Monday, May 07, 2007

A busy couple of days

We got 2 cubic yards of dirt delivered. My newest housemate and I shlepped it up to the raised beds. She made more trips, but I carried two buckets at a time. We carried about 1000 pounds of dirt up to the deck. I didn't make an herb spiral, after all; I modified it into an "S" curve, since the back of the planter isn't very accessible. Nick and Caity moved the remaining dirt over to the edge of the driveway so we can get the cars in and out. They did a great job; you couldn't see a speck of dirt left from where the pile had started.

Here it is, after she planted all the new plants. I'm not an herbalist, but I can recognize rosemary, lavender, chives, nastertium, primrose, chamomile, comfrey...

Comfrey, you say? Isn't that a deep-rooting plant? Why yes, it is! Hopefully we can use this space as a nursery and grow more, to plant down in my yard and continue the process of building some topsoil.

I also tended the beehive. The new honey is sure tasty! Those sweet little workers have grown comb across multiple top bars; I'm sort of at a loss about what to do. I've called Julia.


Sunday Caity and I went on a little bit of the Natives Garden Tour. We loved Jenny and Scott Fleming's garden! 1.5 acres on a hillside, started in the 1950s, this amazing garden is home to 200 species of natives, has amazing lava rock staircases throughout, and a cute waterfall to sing to you as you look out over the bay to the Headlands.

The garden is quite vertical; I bet that there's more than 2 acres of growing space. I am very inspired by the naturalistic mixing of so many species, all in their respective zones, but spread deep; ferns, sorrell and wild ginger at your feet, huckleberry and currants at your findertips, dogwood and fremontias over your head, and aspens and redwoods towering above all. Pipevines and vine maples link everything together, but tastefully, not in a tangled way.

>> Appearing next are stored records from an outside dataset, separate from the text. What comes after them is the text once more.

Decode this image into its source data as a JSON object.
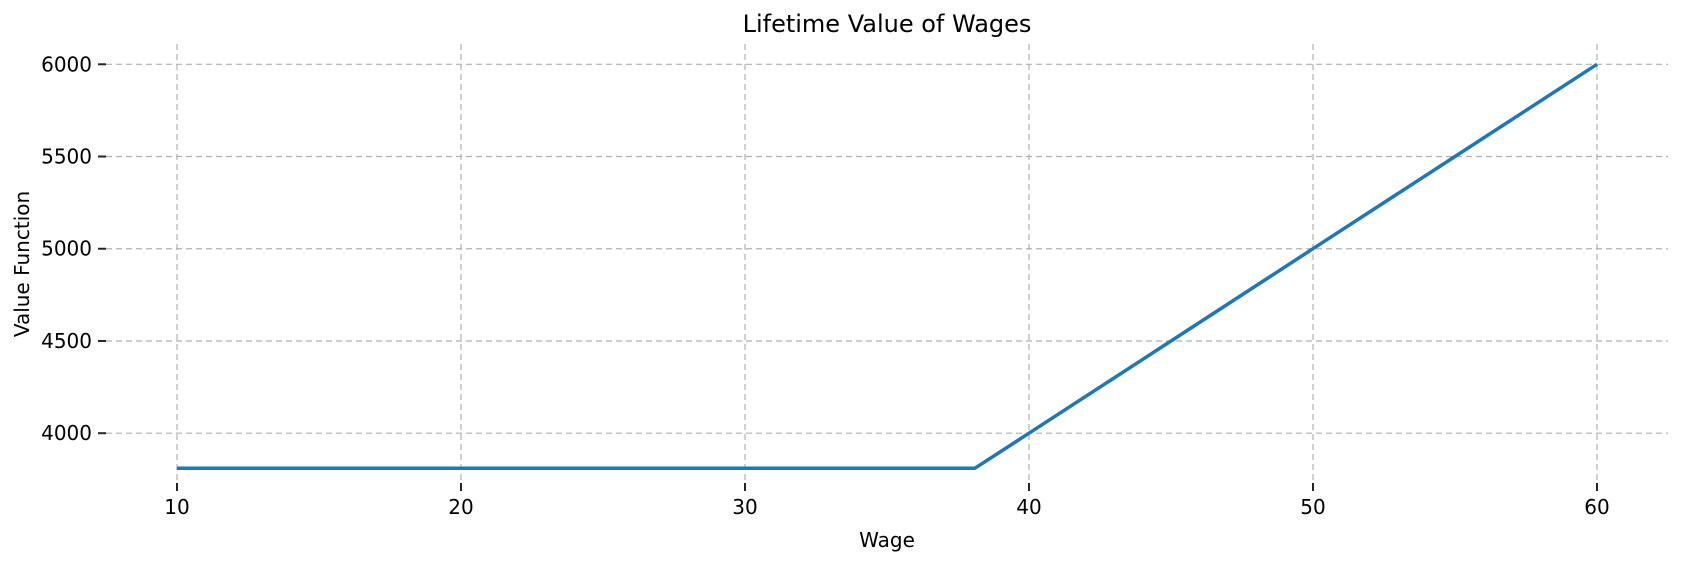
{
  "figure": {
    "title": "Lifetime Value of Wages",
    "xlabel": "Wage",
    "ylabel": "Value Function"
  },
  "chart_data": {
    "type": "line",
    "title": "Lifetime Value of Wages",
    "xlabel": "Wage",
    "ylabel": "Value Function",
    "xlim": [
      7.5,
      62.5
    ],
    "ylim": [
      3730,
      6110
    ],
    "x_ticks": [
      10,
      20,
      30,
      40,
      50,
      60
    ],
    "y_ticks": [
      4000,
      4500,
      5000,
      5500,
      6000
    ],
    "grid": true,
    "grid_style": "dashed",
    "legend": "none",
    "flat_value": 3810,
    "kink_x": 38.1,
    "series": [
      {
        "name": "value-function",
        "color": "#1f77b4",
        "line_width": 3.5,
        "points": [
          [
            10,
            3810
          ],
          [
            15,
            3810
          ],
          [
            20,
            3810
          ],
          [
            25,
            3810
          ],
          [
            30,
            3810
          ],
          [
            35,
            3810
          ],
          [
            38.1,
            3810
          ],
          [
            40,
            4000
          ],
          [
            45,
            4500
          ],
          [
            50,
            5000
          ],
          [
            55,
            5500
          ],
          [
            60,
            6000
          ]
        ]
      }
    ]
  },
  "colors": {
    "line": "#1f77b4",
    "grid": "#b0b0b0",
    "tick": "#262626",
    "text": "#000000",
    "background": "#ffffff"
  }
}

I'm thinking quite seriously about how verticality works into my plans. Under the plum tree, I could plant redwood sorrel and native California strawberries, with some comfrey to draw nutrients up. Then a rose (cultivars and natives) insectory level, California native grapes, and then the plum tree canopy. There's room for one or two more levels in there, but someone with some knowledge should let me know what to plant.